Affronter un colonialisme ancré dans la société

Culture
13 mars 2021

Crédit visuel : Nisrine Nail – Directrice artistique

Article rédigé par Aïcha Ducharme-LeBlanc – Cheffe du pupitre Arts et culture

L’histoire du Canada est généralement abordée sous l’angle de l’arrivée des Européen.ne.s en Amérique du Nord, ignorant souvent la question des peuples déjà présents sur le territoire. Fondé sur l’inégalité et la discrimination, le système actuel du pays continue d’opprimer des générations d’Autochtones. Il existe néanmoins des façons de combattre ce phénomène, au nom d’une société plus juste pour tou.te.s.

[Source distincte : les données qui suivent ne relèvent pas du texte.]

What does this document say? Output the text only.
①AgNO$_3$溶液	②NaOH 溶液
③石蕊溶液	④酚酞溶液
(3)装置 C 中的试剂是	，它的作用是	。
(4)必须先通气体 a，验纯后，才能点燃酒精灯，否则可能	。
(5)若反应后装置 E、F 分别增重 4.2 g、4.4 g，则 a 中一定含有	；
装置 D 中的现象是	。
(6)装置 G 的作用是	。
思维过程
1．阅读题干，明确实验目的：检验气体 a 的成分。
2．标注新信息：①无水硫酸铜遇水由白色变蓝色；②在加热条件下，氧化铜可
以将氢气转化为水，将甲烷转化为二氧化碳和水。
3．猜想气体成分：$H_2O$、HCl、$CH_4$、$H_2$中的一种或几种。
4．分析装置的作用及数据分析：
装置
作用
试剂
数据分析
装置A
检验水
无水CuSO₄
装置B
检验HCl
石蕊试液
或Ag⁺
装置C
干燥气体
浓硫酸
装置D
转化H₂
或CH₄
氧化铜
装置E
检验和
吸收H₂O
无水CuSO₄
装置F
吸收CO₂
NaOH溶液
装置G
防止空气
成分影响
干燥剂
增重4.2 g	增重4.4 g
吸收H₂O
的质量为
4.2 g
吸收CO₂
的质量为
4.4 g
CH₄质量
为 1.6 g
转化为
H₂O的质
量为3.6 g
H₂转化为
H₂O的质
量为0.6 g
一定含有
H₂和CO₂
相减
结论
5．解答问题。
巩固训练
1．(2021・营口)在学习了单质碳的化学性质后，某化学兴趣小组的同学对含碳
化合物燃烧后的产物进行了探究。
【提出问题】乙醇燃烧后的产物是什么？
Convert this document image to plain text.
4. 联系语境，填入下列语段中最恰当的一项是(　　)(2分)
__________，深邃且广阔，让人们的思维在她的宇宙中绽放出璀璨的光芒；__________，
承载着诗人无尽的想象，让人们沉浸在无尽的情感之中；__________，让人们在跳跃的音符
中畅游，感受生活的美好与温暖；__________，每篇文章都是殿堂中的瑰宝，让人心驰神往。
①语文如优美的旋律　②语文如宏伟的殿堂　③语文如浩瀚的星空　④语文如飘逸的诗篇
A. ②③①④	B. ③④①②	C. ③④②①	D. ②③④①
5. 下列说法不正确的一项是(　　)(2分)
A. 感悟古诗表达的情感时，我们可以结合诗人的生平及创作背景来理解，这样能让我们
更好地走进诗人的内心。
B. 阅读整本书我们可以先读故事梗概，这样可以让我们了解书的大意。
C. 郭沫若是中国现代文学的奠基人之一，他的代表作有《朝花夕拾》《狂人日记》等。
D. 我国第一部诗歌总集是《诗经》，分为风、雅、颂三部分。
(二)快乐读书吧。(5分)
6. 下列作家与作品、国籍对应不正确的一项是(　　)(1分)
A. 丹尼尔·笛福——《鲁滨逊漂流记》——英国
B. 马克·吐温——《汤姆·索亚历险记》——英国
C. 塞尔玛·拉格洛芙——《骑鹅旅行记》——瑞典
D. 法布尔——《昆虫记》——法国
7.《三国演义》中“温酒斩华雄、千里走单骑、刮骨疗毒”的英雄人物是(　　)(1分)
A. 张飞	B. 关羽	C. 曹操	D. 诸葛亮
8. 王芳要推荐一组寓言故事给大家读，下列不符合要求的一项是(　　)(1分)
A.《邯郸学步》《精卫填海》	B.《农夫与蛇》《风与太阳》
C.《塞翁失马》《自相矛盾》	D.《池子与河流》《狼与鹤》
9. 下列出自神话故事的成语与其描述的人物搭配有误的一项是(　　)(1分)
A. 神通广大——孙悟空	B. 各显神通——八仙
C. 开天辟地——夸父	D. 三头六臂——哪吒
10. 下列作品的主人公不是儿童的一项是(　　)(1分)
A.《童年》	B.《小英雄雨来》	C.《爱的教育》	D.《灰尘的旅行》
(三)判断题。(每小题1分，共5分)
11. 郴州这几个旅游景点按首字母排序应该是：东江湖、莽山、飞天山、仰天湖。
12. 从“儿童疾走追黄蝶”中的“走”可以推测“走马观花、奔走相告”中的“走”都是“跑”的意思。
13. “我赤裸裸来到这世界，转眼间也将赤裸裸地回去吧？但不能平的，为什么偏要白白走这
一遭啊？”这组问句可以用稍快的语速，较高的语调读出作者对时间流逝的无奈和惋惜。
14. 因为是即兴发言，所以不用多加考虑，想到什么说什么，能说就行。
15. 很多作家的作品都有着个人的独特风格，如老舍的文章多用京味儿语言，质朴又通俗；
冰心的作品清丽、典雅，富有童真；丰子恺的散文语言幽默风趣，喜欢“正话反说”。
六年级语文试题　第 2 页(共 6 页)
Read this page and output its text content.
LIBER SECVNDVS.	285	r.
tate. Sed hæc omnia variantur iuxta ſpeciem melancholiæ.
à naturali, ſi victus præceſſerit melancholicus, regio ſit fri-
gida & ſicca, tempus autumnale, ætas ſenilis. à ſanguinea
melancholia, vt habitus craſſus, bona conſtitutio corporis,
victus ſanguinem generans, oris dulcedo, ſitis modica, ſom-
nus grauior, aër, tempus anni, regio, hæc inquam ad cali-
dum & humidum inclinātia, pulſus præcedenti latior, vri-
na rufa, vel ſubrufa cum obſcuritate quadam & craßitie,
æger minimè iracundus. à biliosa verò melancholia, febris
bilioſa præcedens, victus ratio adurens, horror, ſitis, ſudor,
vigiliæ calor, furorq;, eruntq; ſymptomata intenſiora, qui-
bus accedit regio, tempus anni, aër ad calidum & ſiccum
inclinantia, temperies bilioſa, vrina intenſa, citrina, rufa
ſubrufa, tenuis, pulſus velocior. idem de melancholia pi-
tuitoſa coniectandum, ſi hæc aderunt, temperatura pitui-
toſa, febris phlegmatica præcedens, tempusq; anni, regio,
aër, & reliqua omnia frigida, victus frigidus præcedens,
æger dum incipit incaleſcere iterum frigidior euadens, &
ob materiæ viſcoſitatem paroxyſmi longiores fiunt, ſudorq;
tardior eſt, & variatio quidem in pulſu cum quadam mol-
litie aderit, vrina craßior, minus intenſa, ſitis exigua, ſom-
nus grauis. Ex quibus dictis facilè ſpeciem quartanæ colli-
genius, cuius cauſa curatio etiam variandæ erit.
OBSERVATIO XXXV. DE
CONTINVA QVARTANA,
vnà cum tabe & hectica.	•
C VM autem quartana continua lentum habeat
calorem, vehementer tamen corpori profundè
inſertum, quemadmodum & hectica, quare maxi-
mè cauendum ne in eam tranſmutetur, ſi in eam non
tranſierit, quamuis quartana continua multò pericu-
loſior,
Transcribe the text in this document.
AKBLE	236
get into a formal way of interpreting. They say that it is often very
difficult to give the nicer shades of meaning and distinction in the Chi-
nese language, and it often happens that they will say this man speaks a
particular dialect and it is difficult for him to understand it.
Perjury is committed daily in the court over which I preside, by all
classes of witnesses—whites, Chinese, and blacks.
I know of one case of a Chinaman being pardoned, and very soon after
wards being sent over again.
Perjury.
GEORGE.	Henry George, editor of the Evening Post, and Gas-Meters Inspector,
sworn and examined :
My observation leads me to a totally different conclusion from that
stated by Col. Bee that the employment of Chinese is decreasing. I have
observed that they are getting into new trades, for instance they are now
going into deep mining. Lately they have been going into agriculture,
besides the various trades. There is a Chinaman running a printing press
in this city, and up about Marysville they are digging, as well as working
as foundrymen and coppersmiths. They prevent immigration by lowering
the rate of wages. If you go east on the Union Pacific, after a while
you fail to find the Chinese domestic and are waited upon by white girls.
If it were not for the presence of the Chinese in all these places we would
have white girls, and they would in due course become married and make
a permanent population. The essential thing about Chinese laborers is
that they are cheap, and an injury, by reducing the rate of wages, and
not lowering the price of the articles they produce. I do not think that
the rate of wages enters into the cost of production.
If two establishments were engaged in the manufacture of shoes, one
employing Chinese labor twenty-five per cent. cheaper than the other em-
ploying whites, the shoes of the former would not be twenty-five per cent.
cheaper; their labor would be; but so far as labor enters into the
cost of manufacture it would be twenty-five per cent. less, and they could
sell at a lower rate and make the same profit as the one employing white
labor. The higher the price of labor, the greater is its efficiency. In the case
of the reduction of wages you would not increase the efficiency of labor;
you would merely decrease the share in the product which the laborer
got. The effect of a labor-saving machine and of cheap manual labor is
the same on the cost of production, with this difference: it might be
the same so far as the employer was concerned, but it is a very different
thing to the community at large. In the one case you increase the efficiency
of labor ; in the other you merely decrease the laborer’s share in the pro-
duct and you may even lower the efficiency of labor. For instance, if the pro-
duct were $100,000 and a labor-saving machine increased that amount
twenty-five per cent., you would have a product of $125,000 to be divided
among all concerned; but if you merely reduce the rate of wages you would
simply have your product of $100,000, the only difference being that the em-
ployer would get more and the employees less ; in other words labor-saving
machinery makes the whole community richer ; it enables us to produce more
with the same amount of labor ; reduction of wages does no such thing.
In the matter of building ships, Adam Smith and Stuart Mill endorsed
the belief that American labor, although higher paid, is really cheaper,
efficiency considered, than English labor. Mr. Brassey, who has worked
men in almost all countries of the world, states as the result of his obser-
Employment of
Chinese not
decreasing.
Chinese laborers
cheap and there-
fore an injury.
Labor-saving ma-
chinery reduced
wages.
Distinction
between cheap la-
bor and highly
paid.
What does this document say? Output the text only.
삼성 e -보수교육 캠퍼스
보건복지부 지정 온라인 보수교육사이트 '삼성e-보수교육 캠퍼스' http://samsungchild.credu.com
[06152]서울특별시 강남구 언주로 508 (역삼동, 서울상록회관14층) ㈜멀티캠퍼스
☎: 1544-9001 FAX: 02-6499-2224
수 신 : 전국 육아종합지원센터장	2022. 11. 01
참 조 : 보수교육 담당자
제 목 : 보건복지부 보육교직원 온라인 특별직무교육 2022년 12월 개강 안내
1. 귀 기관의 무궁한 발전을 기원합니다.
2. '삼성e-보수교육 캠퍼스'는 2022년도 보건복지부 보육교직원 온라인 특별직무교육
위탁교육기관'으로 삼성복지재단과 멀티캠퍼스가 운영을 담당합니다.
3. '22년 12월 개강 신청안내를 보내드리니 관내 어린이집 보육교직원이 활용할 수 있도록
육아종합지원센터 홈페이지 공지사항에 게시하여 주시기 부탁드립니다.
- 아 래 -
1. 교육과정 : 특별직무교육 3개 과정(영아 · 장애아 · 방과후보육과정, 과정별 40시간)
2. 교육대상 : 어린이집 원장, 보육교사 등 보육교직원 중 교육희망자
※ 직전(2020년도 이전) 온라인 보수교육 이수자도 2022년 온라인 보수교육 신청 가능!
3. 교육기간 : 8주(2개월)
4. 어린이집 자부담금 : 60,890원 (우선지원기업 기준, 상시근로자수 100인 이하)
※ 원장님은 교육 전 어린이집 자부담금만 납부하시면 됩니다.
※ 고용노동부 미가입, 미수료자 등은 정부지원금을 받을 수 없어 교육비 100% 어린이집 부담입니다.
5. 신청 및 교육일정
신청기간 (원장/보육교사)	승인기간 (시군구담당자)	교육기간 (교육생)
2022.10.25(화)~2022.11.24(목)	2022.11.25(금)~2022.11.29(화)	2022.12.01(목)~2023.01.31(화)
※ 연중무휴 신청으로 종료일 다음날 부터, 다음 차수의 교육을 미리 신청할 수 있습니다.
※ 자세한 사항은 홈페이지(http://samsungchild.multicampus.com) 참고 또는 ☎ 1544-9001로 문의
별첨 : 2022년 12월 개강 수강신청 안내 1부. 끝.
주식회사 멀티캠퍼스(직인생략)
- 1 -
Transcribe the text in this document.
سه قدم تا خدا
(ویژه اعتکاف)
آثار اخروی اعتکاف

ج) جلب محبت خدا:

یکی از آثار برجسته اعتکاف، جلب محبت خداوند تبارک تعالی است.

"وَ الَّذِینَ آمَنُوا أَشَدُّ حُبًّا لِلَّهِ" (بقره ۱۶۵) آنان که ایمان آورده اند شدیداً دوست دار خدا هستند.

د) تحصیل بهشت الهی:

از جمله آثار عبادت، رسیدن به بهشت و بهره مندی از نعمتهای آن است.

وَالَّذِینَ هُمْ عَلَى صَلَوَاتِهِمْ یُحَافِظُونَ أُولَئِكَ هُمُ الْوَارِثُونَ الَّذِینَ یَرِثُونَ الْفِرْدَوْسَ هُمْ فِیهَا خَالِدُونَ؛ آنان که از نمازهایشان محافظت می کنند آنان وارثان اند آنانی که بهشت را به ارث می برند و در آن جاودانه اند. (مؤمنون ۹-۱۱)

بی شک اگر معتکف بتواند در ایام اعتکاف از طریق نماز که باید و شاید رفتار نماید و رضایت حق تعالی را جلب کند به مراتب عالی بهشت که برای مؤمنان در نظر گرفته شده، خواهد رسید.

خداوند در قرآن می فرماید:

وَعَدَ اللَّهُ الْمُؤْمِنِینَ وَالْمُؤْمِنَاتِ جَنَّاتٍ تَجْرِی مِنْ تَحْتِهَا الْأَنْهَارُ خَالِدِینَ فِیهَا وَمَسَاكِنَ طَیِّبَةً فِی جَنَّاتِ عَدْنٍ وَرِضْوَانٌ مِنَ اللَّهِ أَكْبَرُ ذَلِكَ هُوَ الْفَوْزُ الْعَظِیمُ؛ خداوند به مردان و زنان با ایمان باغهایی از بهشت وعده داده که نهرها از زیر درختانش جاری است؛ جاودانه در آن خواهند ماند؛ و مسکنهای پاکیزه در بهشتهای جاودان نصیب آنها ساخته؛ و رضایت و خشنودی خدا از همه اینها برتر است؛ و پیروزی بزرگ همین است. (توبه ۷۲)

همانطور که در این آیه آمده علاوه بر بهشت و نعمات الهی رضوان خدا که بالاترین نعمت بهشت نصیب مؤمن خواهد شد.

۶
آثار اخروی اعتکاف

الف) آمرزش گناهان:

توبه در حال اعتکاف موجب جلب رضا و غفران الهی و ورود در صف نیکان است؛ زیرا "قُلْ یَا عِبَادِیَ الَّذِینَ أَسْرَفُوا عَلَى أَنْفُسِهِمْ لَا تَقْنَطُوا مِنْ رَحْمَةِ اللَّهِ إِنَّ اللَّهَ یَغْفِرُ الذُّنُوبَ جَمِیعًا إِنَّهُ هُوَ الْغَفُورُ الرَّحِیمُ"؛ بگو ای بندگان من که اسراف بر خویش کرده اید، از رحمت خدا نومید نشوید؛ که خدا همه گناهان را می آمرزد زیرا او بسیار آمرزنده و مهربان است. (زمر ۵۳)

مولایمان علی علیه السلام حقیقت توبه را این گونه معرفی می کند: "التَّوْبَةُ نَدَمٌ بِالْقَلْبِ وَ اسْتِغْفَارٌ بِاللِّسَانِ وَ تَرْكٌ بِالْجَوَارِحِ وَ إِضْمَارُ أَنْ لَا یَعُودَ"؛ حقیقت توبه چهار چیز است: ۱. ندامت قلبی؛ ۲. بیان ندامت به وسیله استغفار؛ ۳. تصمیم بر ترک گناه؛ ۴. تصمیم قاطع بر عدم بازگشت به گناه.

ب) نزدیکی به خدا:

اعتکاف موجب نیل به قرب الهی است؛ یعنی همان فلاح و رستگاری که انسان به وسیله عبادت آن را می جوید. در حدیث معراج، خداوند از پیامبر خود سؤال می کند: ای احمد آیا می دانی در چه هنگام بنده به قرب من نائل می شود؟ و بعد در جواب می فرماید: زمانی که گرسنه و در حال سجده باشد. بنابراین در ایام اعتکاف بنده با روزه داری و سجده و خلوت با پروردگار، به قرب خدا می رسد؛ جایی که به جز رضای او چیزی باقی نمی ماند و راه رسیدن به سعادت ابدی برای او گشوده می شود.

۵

Nawel Hamidi, professeure à temps partiel à l’Université St-Paul, définit le colonialisme comme « un système qui vise l’appropriation des territoires et des ressources ». Elle explique que, comme dans le cas du Canada, il est généralement. violemment mis en œuvre par l’intermédiaire du militarisme, de l’appropriation des leviers économiques du territoire, de l’adoption de lois pour contrôler les colonisé.e.s, et de l’imposition d’une nouvelle spiritualité. « Le but est de déposséder les gens de leur territoire, et de leur dignité aussi », renchérit-elle.

Enjeux d’actualité

Polsia Carrozza, membre du Gouvernement des étudiant.e.s autochtones en droit de l’Université d’Ottawa (U d’O), signale que la plupart des Canadien.ne.s considèrent à tort le colonialisme comme un événement exclusivement passé. Pourtant, Jason Tremblay, également membre du Gouvernement, souligne qu’il est plus insidieux, mais toujours présent dans le système actuel, car il se cache dans les lois du pays. 

Il existe en effet de nombreux enjeux qui ravagent les communautés autochtones dont l’origine relève de domination persistante, soulignent les deux intervenant.e.s. Carrozza évoque notamment la crise des femmes et filles autochtones disparues et assassinées qui a été qualifiée de « génocide ». Elle remarque que des actions concrètes pour contrecarrer cette crise sont toujours attendues de la part du gouvernement fédéral.

Tremblay souligne quant à lui les problèmes liés à l’accès aux produits de première nécessité pour de nombreuses communautés autochtones, tels qu’une source constante de nourriture, de revenus, d’électricité et d’eau. « Elles sont obligées d’aller en cour pour demander au gouvernement “s’il vous plaît, donnez-nous un verre d’eau” », témoigne-t-il. 

Vers la Réconciliation

Plusieurs atrocités ont été commises à l’égard des peuples autochtones, les gardien.ne.s traditionnel.le.s de la terre, à travers l’histoire du Canada. Le système de pensionnats en est un exemple : ces établissements assimilaient les enfants autochtones en leur faisant adopter des valeurs et des normes européennes. Afin de reconnaître les injustices subies par les peuples autochtones, la Commission de vérité et de réconciliation a été mise en place dès 2007. Celle-ci avait pour but de documenter l’histoire et l’impact du système des écoles de jour, et de proposer des actions pour favoriser la Réconciliation entre les Canadien.ne.s et les Autochtones. 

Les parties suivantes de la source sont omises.